O Bastardo é baseado no romance de Ida Jessen, The Captain and Ann Barbara, obra vagamente inspirada em uma história verídica da Dinamarca sobre o capitão do exército aposentado do século XVIII que se tornou agricultor. Ludvig Kahlen (Mads Mikklensen) é um veterano de guerra com pouco mais do que um uniforme puído, uma medalha bem polida no peito e um enorme desejo de cultivar a urze na Jutlândia, uma região considerada indomável. É tão árido que todos na corte de Frederico V praticamente desistiram dele.
Filho ilegítimo de um nobre e de uma empregada doméstica determinado a elevar seu status, Kahlen espera trabalhar a terra e estabelecer um assentamento para o rei – e para ele mesmo. O conselho real concorda com seu pedido após ele prometer pagar pelo empreendimento com sua pensão militar. Em troca, Kahlen quer um título de nobreza, uma mansão e servos. Nenhum deles acredita que o plano pode dar certo, mas ter alguém nas terras agradaria o rei, então aceitam os termos.

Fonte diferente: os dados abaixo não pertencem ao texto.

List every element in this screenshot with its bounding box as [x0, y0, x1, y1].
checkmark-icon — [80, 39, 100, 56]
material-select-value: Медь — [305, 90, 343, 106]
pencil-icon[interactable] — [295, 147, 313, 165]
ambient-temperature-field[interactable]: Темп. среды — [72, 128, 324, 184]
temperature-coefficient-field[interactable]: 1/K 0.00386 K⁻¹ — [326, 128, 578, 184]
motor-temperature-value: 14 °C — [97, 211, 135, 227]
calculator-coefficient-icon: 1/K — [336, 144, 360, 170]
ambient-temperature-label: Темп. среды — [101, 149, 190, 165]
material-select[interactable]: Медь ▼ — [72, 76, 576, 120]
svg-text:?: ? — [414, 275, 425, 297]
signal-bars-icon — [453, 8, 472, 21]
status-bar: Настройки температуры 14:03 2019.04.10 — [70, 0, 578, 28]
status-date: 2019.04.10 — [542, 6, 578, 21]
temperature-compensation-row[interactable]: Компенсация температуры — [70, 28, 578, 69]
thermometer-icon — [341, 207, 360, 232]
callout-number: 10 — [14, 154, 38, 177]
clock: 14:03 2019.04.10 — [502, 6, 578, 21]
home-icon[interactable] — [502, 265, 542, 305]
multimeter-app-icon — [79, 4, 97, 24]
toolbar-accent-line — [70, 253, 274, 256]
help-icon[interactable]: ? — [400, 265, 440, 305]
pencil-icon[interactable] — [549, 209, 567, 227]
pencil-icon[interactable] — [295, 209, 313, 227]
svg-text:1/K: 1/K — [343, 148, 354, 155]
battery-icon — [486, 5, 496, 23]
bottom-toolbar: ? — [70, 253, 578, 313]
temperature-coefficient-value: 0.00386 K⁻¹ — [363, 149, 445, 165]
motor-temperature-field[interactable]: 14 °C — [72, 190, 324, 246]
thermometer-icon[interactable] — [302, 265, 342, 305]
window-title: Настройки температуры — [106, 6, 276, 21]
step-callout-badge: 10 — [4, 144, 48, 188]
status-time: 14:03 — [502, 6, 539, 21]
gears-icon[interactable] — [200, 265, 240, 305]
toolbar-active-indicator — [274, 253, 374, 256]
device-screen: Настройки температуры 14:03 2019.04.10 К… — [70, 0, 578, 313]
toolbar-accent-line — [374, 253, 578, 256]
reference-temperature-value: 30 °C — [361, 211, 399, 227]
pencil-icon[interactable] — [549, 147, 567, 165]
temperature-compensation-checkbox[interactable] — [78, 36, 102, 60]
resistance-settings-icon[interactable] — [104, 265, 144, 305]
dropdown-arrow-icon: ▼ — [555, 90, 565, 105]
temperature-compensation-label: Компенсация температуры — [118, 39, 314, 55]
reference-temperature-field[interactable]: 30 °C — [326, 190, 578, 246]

Com nada além de um cavalo, uma barraca, uma pistola para se proteger dos bandidos e algumas ferramentas para cortar o chão duro, que se acredita não ser nada além de areia e pedras cobertas de urze grossa, Ludvig monta acampamento. As primeiras cenas dele na urze são aéreas, elas mostram a imensidão do local e ajudam a provocar essa sensação de vazio – um trabalho excelente do diretor de fotografia Rasmus Videbaek. Debaixo de sol e de chuva, o protagonista repetidamente perfura o solo com uma broca manual para avaliar a qualidade do solo, até que finalmente encontra uma parte na qual será possível plantar algo. Ele faz exatamente isso, constrói um novo mundo e cultiva o solo em um processo árduo. O início é solitário, mas ao longo do tempo, Kahlen vai conseguindo aliados – e também inimigos.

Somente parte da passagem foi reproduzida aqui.